To address the degradation of depth estimation performance in autonomous driving under adverse weather conditions (e.g., rain, fog, nighttime), this paper proposes a lightweight multimodal adaptation framework that enables robust cross-weather transfer from source to target domains—without synthesizing target-domain images or employing complex feature augmentation. Methodologically, it integrates CLIP’s text encoder, diffusion-based visual features, and a cross-modal alignment loss. Key contributions include: (1) a novel prompt-driven domain alignment mechanism that explicitly models the correlation between weather semantics and depth representations via vision–language contrastive learning; and (2) the first application of LoRA to cross-weather depth estimation, enabling language-guided visual representation calibration without requiring pre-aligned multimodal features.

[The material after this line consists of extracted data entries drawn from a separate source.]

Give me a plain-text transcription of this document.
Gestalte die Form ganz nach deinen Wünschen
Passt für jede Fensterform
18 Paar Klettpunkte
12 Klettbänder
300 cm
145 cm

Evaluated on nuScenes and Oxford RobotCar, the method achieves state-of-the-art performance, significantly improving both accuracy and generalization efficiency under challenging weather conditions.

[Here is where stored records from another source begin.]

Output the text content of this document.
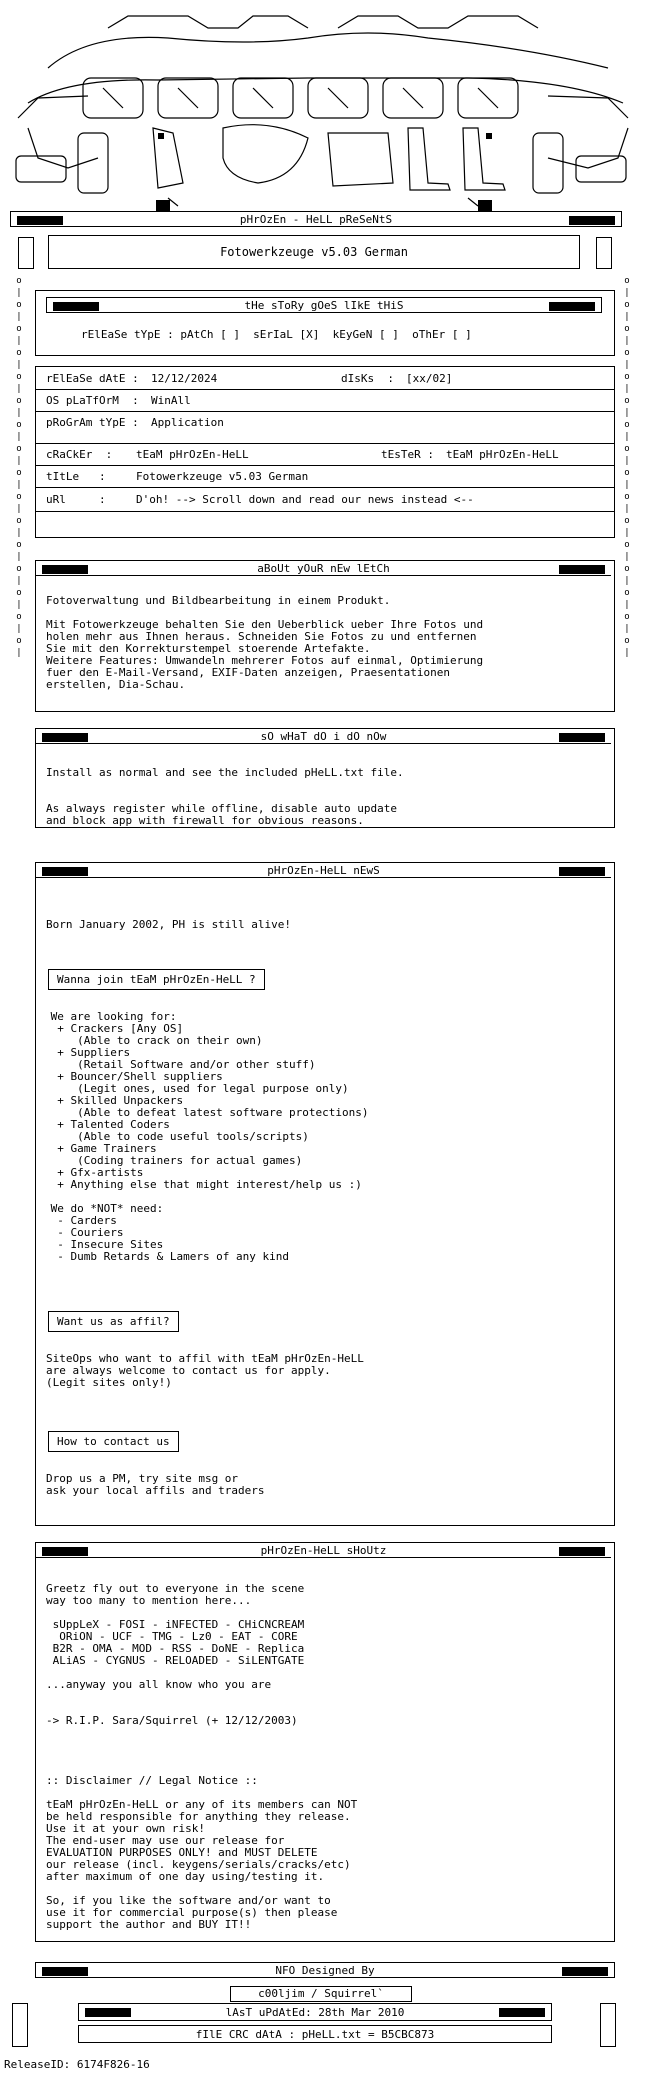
pHrOzEn - HeLL pReSeNtS
Fotowerkzeuge v5.03 German
o
|
o
|
o
|
o
|
o
|
o
|
o
|
o
|
o
|
o
|
o
|
o
|
o
|
o
|
o
|
o
|
o
|
o
|
o
|
o
|
o
|
o
|
o
|
o
|
o
|
o
|
o
|
o
|
o
|
o
|
o
|
o
|
tHe sToRy gOeS lIkE tHiS
rElEaSe tYpE : pAtCh [ ]  sErIaL [X]  kEyGeN [ ]  oThEr [ ]
rElEaSe dAtE : 12/12/2024	dIsKs  : [xx/02]
OS pLaTfOrM  : WinAll
pRoGrAm tYpE : Application
cRaCkEr  : tEaM pHrOzEn-HeLL	tEsTeR : tEaM pHrOzEn-HeLL
tItLe   :	Fotowerkzeuge v5.03 German
uRl     :	D'oh! --> Scroll down and read our news instead <--
aBoUt yOuR nEw lEtCh
Fotoverwaltung und Bildbearbeitung in einem Produkt.

Mit Fotowerkzeuge behalten Sie den Ueberblick ueber Ihre Fotos und
holen mehr aus Ihnen heraus. Schneiden Sie Fotos zu und entfernen
Sie mit den Korrekturstempel stoerende Artefakte.
Weitere Features: Umwandeln mehrerer Fotos auf einmal, Optimierung
fuer den E-Mail-Versand, EXIF-Daten anzeigen, Praesentationen
erstellen, Dia-Schau.
sO wHaT dO i dO nOw
Install as normal and see the included pHeLL.txt file.

As always register while offline, disable auto update
and block app with firewall for obvious reasons.
pHrOzEn-HeLL nEwS
Born January 2002, PH is still alive!
Wanna join tEaM pHrOzEn-HeLL ?
We are looking for:
+ Crackers [Any OS]
(Able to crack on their own)
+ Suppliers
(Retail Software and/or other stuff)
+ Bouncer/Shell suppliers
(Legit ones, used for legal purpose only)
+ Skilled Unpackers
(Able to defeat latest software protections)
+ Talented Coders
(Able to code useful tools/scripts)
+ Game Trainers
(Coding trainers for actual games)
+ Gfx-artists
+ Anything else that might interest/help us :)

We do *NOT* need:
- Carders
- Couriers
- Insecure Sites
- Dumb Retards & Lamers of any kind
Want us as affil?
SiteOps who want to affil with tEaM pHrOzEn-HeLL
are always welcome to contact us for apply.
(Legit sites only!)
How to contact us
Drop us a PM, try site msg or
ask your local affils and traders
pHrOzEn-HeLL sHoUtz
Greetz fly out to everyone in the scene
way too many to mention here...

sUppLeX - FOSI - iNFECTED - CHiCNCREAM
ORiON - UCF - TMG - Lz0 - EAT - CORE
B2R - OMA - MOD - RSS - DoNE - Replica
ALiAS - CYGNUS - RELOADED - SiLENTGATE

...anyway you all know who you are

-> R.I.P. Sara/Squirrel (+ 12/12/2003)

:: Disclaimer // Legal Notice ::

tEaM pHrOzEn-HeLL or any of its members can NOT
be held responsible for anything they release.
Use it at your own risk!
The end-user may use our release for
EVALUATION PURPOSES ONLY! and MUST DELETE
our release (incl. keygens/serials/cracks/etc)
after maximum of one day using/testing it.

So, if you like the software and/or want to
use it for commercial purpose(s) then please
support the author and BUY IT!!
NFO Designed By
c00ljim / Squirrel`
lAsT uPdAtEd: 28th Mar 2010
fIlE CRC dAtA : pHeLL.txt = B5CBC873
ReleaseID: 6174F826-16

The autonomous driving community is increasingly focused on addressing corner case problems, particularly those related to ensuring driving safety under adverse conditions (e.g., nighttime, fog, rain). To this end, the task of Adverse Condition Depth Estimation (ACDE) has gained significant attention. Previous approaches in ACDE have primarily relied on generative models, which necessitate additional target images to convert the sunny condition into adverse weather, or learnable parameters for feature augmentation to adapt domain gaps, resulting in increased model complexity and tuning efforts. Furthermore, unlike CLIP-based methods where textual and visual features have been pre-aligned, depth estimation models lack sufficient alignment between multimodal features, hindering coherent understanding under adverse conditions. To address these limitations, we propose Multi-Modality Driven LoRA (MMD-LoRA), which leverages low-rank adaptation matrices for efficient fine-tuning from source-domain to target-domain. It consists of two core components: Prompt Driven Domain Alignment (PDDA) and Visual-Text Consistent Contrastive Learning(VTCCL). During PDDA, the image encoder with MMD-LoRA generates target-domain visual representations, supervised by alignment loss that the source-target difference between language and image should be equal. Meanwhile, VTCCL bridges the gap between textual features from CLIP and visual features from diffusion model, pushing apart different weather representations (vision and text) and bringing together similar ones. Through extensive experiments, the proposed method achieves state-of-the-art performance on the nuScenes and Oxford RobotCar datasets, underscoring robustness and efficiency in adapting to varied adverse environments.